COMPOSITION DE LA COUR lors du délibéré :
Madame Christine ROBERT-WARNET, président
Madame Marie-Lisette SAUTRON, conseiller
Monsieur Olivier BECUWE, conseiller
GREFFIER lors des débats :
Monsieur Francis JOLLY, greffier
ARRÊT :
Prononcé publiquement par mise à disposition de l’arrêt au greffe de la cour d’appel, les parties en ayant été préalablement avisées dans les conditions prévues au deuxième alinéa de l’article 450 du code de procédure civile, et signé par Madame Christine ROBERT-WARNET, président, et Monsieur Francis JOLLY, greffier, auquel la minute de la décision a été remise par le magistrat signataire.
* * * * *
Exposé des faits :
Le 12 décembre 2007, Madame X a été embauchée par contrat à durée indéterminée par la société INFO SERVICE CENTER en qualité d’assistante administrative ressources humaines.
Par avenant du 15 mai 2010, elle a été nommée au poste de gestionnaire de ressources humaines.
Par divers avenants en 2011 et 2013, le temps de travail était réduit dans le cadre de congé parental.
Le 21 juillet 2016, la salariée a conclu avec l’employeur une rupture conventionnelle de son contrat de travail.
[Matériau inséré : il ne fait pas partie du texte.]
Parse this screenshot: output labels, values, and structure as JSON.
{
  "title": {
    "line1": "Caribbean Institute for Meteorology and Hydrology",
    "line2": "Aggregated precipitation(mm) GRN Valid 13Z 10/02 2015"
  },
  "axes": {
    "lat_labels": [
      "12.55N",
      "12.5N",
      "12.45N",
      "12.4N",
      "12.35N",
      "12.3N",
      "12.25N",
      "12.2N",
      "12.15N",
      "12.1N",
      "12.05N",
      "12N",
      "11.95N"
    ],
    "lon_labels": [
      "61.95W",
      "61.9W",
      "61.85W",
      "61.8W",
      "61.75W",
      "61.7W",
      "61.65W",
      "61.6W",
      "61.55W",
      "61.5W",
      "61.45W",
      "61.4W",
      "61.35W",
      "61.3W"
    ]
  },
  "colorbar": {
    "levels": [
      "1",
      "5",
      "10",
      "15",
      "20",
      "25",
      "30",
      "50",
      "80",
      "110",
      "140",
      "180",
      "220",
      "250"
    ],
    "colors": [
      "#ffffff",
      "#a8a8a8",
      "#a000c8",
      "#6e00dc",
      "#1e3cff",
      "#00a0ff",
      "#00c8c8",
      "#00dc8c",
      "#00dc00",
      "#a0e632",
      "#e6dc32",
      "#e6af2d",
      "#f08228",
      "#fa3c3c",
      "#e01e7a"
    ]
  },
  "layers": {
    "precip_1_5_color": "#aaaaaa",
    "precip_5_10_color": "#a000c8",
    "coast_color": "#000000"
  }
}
Le 13 avril 2017, elle a saisi le conseil de prud’hommes de Reims de demandes tendant à :
— faire analyser la rupture conventionnelle comme étant sans cause réelle et sérieuse,
— faire condamner l’employeur à payer :
. 30'000,00 euros de dommages-intérêts en raison du licenciement sans cause réelle et sérieuse,
. 3 600,00 euros d’indemnité compensatrice de préavis,
. 360,00 euros au titre de congés payés y afférents
. 7 750,00 euros à titre de prime d’indemnité en application de l’accord collectif de substitution
. 1 700,00 euros sur le fondement de l’article 700 du code de procédure civile
— faire ordonner la remise des bulletins salaires, du certificat de travail et de l’attestation Pole emploi, sous astreinte,
Par jugement du 15 mars 2018, le conseil de prud’hommes :
— a prononcé la nullité de la rupture conventionnelle du 21 juillet 2016,
— a dit que la nullité de cette rupture produisait les effets d’un licenciement sans cause réelle et sérieuse,
— a condamné la société INFO SERVICE CENTER à payer à Madame Z X la somme de :
. 11 000,00 euros de dommages-intérêts en raison du licenciement sans cause réelle et sérieuse,
. 3 600,00 uros d’indemnité compensatrice de préavis,
. 360,00 euros au titre de congés payés y afférents
. 7 750,00 euros à titre de prime d’indemnité en application de l’accord collectif de substitution
. 500,00 euros sur le fondement de l’article 700 du code de procédure civile,
— a ordonné la remise du dernier bulletin de salaires, du certificat de travail, de l’attestation Pole emploi, le tout conforme au jugement,
— a débouté la salariée du surplus de ses demandes,
— a débouté l’employeur de sa demande reconventionnelle,
— a condamné l’employeur aux dépens comprenant les éventuels frais d’exécution forcée.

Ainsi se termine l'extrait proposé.